Flipping properties can be a lucrative way for real estate investors to make money, but it can also be risky if not done properly. One tool that can help investors successfully flip properties is transactional funding, also known as flip funding or double closing funding. This type of financing allows investors to quickly purchase a property and then resell it, often within a matter of days or weeks.
The process of flipping properties with transactional funding involves two separate real estate transactions: the purchase of the property by the investor and the sale of the property to the end buyer. In the first transaction, the investor uses transactional funding to purchase the property from the seller. The investor then finds an end buyer for the property and sells it to them, typically at a higher price than the investor paid. The difference between the purchase price and the sale price is the investor's profit.
There are a few different types of transactional funding available, including bridge loans, hard money loans, and private money loans. Each type of funding has its own unique set of terms and requirements, so it's important for investors to carefully consider their options before choosing a transactional funding solution.
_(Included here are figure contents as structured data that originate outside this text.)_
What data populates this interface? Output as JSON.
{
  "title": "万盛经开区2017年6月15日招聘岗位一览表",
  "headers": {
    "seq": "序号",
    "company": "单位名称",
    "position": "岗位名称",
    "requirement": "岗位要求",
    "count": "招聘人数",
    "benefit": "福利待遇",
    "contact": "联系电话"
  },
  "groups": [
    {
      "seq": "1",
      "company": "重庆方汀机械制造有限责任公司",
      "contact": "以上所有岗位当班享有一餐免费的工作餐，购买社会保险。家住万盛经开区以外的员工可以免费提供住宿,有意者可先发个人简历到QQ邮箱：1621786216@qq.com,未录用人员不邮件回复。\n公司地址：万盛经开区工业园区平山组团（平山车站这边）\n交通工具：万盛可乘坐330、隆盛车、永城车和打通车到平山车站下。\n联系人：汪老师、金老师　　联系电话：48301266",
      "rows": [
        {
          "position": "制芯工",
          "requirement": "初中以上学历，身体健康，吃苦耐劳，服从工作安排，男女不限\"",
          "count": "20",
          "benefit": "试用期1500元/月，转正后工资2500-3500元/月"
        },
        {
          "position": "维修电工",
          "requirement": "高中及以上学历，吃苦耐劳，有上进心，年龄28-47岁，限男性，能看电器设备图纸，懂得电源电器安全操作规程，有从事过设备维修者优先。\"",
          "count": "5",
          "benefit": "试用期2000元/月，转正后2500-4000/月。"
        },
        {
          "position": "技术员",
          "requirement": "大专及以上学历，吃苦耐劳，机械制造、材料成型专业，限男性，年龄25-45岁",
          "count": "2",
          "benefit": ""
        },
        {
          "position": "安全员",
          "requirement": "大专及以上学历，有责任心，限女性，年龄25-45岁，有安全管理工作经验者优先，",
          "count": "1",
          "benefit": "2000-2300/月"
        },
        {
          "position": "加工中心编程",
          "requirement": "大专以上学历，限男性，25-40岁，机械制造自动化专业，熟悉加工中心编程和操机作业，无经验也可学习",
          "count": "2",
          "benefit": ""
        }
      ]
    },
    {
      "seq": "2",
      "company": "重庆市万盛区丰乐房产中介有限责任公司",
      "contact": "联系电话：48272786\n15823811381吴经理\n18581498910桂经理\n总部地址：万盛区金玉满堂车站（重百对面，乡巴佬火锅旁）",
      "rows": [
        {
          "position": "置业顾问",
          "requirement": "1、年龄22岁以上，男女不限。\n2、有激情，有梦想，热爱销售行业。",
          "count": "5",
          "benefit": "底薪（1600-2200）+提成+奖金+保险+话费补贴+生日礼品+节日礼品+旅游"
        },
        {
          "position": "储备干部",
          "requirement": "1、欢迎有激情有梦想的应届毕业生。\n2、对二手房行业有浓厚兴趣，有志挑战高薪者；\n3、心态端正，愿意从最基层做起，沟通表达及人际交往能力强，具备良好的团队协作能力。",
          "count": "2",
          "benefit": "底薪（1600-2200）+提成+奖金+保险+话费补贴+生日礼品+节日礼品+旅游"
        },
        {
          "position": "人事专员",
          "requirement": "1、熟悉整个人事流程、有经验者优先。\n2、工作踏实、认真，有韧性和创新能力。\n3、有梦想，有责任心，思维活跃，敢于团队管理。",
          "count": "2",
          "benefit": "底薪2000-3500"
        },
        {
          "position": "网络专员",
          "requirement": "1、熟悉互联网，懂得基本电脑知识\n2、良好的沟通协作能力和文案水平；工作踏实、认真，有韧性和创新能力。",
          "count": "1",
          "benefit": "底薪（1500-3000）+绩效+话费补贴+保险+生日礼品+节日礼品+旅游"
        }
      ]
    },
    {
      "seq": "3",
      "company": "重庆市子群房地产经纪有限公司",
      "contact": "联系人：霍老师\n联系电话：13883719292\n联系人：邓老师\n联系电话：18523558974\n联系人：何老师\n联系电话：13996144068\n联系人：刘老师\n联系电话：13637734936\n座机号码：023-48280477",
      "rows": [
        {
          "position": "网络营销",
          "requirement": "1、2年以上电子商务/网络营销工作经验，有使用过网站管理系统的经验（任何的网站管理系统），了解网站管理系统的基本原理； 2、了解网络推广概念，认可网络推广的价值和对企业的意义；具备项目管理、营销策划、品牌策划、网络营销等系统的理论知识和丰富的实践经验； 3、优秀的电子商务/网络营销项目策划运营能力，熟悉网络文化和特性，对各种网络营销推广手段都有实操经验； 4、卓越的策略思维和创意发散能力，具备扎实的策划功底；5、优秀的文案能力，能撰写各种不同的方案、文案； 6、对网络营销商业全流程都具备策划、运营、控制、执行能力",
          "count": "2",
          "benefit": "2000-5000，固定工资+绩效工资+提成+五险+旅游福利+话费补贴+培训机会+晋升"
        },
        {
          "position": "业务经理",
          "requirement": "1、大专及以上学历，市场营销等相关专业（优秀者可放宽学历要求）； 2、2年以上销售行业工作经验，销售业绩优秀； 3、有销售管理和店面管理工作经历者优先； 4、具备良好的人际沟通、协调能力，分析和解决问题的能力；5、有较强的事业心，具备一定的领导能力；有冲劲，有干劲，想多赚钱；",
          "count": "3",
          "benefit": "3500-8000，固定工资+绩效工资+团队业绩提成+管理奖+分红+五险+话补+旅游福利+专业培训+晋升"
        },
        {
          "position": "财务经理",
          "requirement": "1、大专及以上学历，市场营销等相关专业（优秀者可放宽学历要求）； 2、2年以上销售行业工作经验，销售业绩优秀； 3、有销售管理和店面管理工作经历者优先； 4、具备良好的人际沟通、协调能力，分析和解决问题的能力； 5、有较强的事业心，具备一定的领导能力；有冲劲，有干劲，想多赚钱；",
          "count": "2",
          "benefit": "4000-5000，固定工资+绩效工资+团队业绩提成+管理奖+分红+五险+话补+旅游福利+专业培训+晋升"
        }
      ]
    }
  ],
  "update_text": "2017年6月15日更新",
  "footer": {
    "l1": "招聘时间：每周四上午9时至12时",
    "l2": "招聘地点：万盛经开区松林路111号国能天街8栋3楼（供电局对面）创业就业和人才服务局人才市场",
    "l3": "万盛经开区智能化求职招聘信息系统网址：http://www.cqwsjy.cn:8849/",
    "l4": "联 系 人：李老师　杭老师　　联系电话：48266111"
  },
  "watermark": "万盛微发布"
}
One of the main benefits of transactional funding is that it allows investors to flip properties without having to use their own funds or take on additional debt. It also allows investors to take advantage of short-term market opportunities and can be especially useful for investors who are looking to fix and flip properties.
However, it's important for investors to carefully evaluate the costs and risks involved in transactional funding before committing to a deal. Transactional funding can be expensive, with high interest rates and fees, and it requires a high level of expertise and organization to manage the two separate transactions involved.
Overall, transactional funding can be a useful tool for real estate investors who are looking to flip properties, but it's important to thoroughly understand the process and the potential risks and rewards before diving in.